HP is making webOS open-source
No hardware partners to announce right now, but this means any interested smartphone or tablet manufacturer can pick up webOS and run with it. I think this is a bold move and a great outcome; it would have been a real shame if they killed the project entirely. webOS has always been very hacker-friendly and developer-friendly, and I personally am looking forward to taking a peek at the code behind it all.
I was hoping Meg and others would make a sound decision like this. Now to see what open source will bring for the future of webOS.
For HP this was a $1.2 billion decision and while they have taken their financial hit on this one, the user and development communities feel good about this promising and stable
mobile OS and it's future.
I wonder how software patent issues, licensing, and that sort of thing will play into the source code?
It will be interesting to see if any major hardware manufacturer picks up the OS from the get-go. Even if no one does, it will definitely be popular in the modder community (buy an android phone, flash it with webOS). And it sounds like HP will be getting back into the tablet business in 2013 as well: techcrunch.com/2011/12/09/hps-whitman-well-make-we...

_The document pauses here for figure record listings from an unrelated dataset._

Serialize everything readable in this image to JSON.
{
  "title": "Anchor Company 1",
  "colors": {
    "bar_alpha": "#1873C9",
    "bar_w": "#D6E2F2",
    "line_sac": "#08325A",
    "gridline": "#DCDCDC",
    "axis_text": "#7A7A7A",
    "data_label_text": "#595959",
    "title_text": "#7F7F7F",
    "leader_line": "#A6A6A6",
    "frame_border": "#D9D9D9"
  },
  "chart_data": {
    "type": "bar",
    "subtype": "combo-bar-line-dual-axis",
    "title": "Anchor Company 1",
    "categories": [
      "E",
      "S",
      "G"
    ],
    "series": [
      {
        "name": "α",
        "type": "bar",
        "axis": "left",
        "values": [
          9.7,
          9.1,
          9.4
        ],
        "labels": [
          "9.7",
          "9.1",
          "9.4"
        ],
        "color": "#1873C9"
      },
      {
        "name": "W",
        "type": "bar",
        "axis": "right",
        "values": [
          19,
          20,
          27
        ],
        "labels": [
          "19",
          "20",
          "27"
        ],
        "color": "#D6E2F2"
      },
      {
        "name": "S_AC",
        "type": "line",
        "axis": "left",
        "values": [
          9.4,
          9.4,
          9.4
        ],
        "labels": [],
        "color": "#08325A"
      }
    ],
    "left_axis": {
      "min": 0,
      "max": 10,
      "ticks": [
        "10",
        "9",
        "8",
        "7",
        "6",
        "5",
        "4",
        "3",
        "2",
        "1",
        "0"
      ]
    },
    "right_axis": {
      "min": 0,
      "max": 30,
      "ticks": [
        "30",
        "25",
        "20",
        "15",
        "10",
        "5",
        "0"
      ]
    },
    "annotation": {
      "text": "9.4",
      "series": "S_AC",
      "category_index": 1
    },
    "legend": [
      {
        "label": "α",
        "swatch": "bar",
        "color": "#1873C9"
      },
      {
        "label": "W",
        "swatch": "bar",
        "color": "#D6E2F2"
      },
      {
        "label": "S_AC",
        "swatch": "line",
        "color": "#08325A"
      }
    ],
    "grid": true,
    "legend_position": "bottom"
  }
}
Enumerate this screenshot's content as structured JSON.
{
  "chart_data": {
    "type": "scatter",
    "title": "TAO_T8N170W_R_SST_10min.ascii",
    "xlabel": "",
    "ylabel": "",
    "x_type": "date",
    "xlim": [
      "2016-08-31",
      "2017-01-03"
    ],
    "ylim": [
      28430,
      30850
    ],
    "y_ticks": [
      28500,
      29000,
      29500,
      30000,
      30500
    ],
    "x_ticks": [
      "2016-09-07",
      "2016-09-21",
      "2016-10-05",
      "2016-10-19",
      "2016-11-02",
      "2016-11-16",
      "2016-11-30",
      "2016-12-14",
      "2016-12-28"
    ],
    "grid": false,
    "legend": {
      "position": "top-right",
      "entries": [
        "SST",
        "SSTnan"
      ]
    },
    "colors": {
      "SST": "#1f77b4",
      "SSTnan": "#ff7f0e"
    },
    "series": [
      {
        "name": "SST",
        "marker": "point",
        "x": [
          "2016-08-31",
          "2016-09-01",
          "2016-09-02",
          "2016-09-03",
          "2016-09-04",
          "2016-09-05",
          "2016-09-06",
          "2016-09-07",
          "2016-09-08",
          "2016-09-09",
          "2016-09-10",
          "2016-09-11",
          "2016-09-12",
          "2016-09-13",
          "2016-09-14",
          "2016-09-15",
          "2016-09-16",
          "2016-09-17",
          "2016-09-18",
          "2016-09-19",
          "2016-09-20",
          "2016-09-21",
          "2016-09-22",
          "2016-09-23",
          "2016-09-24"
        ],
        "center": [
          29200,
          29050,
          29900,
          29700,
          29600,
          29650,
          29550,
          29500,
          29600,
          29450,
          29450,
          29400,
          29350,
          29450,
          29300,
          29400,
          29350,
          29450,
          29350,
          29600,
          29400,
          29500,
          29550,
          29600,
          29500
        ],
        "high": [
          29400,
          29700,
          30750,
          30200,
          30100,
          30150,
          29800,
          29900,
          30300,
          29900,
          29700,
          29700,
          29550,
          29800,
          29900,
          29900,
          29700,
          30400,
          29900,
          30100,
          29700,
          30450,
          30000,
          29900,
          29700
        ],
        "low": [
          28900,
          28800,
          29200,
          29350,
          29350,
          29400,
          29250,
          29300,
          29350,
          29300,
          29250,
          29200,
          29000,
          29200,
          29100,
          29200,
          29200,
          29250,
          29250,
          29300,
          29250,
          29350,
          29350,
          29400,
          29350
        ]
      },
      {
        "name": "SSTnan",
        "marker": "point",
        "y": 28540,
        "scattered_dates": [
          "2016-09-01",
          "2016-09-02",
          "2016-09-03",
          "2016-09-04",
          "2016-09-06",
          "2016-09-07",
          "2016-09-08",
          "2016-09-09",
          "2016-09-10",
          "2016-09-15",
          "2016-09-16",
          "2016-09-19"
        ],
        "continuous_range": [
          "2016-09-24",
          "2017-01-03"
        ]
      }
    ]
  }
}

I just hope they can open source it quickly, open sourcing a what was before close-sourced OS is not a quick process. This move to open-source can be a big benefit to HP if they can pull it off well; you get a lot of positive perception of a company's brand when you open-source something because you giving away something of value for free (you don't see many google haters out there do you?).
One of my friends asked me "With android adding so many iconic webos-like features such as app cards and swipe-to-close, why not just back android?". I enjoy these new ICS features (android fan here), but I've played around with ice cream sandwich and it doesn't feel much like webOS; for example I can't use swipe-to-close from the app - i need to go to the app drawer, and it's not really "closing" the app. As well, building apps for webOS is very different, one of the benefits of which is they're built on very common web-technologies such JS and CSS, so they can be very lightweight and fast. There is room for both of these very different open-source phone/tablet OS's.
Also, imagine what some of the Android ROM makers and PreWare community might think up combining Android and WebOS (to run on Touchpad initially).
But, since I'm already a fringe OS user (Ubuntu on my desktop machines, and webOS on my phone), at least now I can look forward to being able to continue using and tweaking webOS, and maybe even using it on some cutting edge hardware.
The first outcome I'd imagine seeing are ports to newer phones. Porting webOS 2.X may be challenging, since it's not as resolution independent as 3.X, but with them also releasing Enyo (which is much more resolution independent), maybe it won't be quite so difficult.